The video is interesting because Philip talks about the past and future of virtual worlds as well as discussing how science fiction is a good influence for him. The interview runs for about half an hour and that includes a Q&A session.
There’s a really interesting part of this interview where Philip talks about body language. New devices allow virtual worlds to capture the body language of the person behind an avatar and reproduce that body language inside a virtual world. High Fidelity staff conducted an experiment where they were each interviewed in High Fidelity using the same avatar and then those videos were later played back to all of the staff without sound. The staff members quickly realised that they could recognise who was who based on the face gestures and body movements of each avatar.

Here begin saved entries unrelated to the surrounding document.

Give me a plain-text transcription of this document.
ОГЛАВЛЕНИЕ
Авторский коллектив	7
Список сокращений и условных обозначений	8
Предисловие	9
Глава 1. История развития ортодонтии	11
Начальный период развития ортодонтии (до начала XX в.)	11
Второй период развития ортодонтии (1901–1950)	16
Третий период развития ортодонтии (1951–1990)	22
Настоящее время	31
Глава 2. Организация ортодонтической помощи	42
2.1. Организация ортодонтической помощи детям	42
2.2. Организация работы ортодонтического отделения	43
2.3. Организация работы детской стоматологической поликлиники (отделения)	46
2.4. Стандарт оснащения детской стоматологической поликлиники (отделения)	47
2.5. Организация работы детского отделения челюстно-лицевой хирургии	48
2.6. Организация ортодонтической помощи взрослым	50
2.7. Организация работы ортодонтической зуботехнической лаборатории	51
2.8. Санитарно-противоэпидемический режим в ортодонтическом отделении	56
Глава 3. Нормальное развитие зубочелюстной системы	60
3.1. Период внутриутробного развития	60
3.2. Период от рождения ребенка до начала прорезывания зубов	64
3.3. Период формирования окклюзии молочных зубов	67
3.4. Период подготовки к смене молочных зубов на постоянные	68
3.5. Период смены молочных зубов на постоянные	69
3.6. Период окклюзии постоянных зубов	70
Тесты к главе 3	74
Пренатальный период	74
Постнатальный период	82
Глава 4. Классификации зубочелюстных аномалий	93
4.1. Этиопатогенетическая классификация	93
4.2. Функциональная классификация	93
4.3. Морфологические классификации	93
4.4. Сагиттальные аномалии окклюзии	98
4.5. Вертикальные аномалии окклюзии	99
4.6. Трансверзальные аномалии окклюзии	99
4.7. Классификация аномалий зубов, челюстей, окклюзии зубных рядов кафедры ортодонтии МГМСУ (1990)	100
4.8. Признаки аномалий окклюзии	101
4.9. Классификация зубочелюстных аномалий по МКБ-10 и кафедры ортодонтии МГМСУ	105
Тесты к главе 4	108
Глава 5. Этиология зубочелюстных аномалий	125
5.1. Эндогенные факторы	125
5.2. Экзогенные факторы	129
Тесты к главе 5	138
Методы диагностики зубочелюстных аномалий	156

When asked about what he has learnt from Second Life Philip talks about economies, virtual communities and how people will self organise. This may explain why High Fidelity is more of an open source venture than Second Life was. Philip has witnessed that people will self organise and presumably he also feels they are capable of self governance. Philip does point out that technology has changed since Second Life was created, for example there was no cloud computing back then and he does state that they tried to make Second Life as open as they could. This is a comment that has a lot of merit. Whereas Second Life isn’t open in the way High Fidelity will be, it remains very open in the concept of user generated content.
Philip talks of how reading science fiction is almost an instruction manual for building virtual worlds and his big influence in this area is, not surprisingly, Neal Stephenson’s Snow Crash.